En los últimos tiempos Moïse se enfrentó a protestas en contra de su intento por cambiar la constitución para optar a la reelección. En medio de una grave crisis económica y la creciente violencia con pandillas armadas que al parecer el propio presidente manejaba para reprimir los focos de oposición que denunciaban su giro “dictatorial”, la pandemia de Covid-19 arrecia en esta nación de 11,5 millones de habitantes que, según datos de la Organización Panamericana de la Salud, hasta ahora no ha recibido suministros de vacunas para un pueblo con grandes carencias sanitarias.
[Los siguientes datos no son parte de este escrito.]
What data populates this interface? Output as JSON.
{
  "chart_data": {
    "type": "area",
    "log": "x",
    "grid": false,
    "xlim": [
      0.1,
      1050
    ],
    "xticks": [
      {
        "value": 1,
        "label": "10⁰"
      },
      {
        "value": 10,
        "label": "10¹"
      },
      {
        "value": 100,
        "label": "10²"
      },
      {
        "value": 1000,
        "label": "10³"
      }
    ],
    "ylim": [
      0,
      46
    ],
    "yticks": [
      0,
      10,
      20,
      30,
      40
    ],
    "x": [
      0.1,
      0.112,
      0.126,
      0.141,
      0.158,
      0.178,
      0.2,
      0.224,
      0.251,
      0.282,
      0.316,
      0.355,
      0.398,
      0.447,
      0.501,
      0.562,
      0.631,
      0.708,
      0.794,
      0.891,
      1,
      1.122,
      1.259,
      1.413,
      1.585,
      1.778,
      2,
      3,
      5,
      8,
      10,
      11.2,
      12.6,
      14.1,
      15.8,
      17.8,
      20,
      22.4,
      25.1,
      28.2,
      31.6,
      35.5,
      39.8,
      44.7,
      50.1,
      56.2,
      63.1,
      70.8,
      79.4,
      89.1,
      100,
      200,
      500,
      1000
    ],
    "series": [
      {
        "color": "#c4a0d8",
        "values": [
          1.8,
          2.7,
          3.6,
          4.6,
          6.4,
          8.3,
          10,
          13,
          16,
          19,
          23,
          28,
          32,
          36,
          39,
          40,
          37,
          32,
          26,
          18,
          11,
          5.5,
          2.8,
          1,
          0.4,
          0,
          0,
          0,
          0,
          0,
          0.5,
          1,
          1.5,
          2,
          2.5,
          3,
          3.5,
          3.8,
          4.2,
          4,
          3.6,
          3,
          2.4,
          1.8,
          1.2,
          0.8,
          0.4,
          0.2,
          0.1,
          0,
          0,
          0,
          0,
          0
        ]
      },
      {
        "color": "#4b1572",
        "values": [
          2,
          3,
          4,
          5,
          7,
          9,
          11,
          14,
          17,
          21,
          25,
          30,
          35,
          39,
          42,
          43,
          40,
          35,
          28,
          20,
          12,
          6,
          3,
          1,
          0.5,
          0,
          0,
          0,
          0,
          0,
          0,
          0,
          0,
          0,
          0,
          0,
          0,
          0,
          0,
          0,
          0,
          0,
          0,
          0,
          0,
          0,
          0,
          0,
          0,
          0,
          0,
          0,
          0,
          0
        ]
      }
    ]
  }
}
Sin ir más lejos, hace algo más de una semana el Presidente de la Corte Suprema murió víctima del coronavirus.

Era la tormenta perfecta para que, una vez más, el sobresalto se apoderara de una nación que desde los tiempos de su cruenta independencia del dominio francés en 1803 ha sufrido una serie de gobiernos despóticos y corruptos.

El gobierno de Estados Unidos y la comunidad internacional no perdieron tiempo en condenar el magnicidio y gradualmente salen a relucir detalles de lo que está detrás del atentado. Entretanto los haitianos se sienten abandonados a su (mala) suerte. A la merced de una clase política que se confunde con las propias mafias que oscilan entre ser sus cómplices o sus verdugos. Los presidentes van y vienen. También los humildes y laboriosos haitianos que logran llegar a las costas de la Florida en frágiles embarcaciones para escapar de la miseria. La otra orilla. Para ellos no hay otra salida.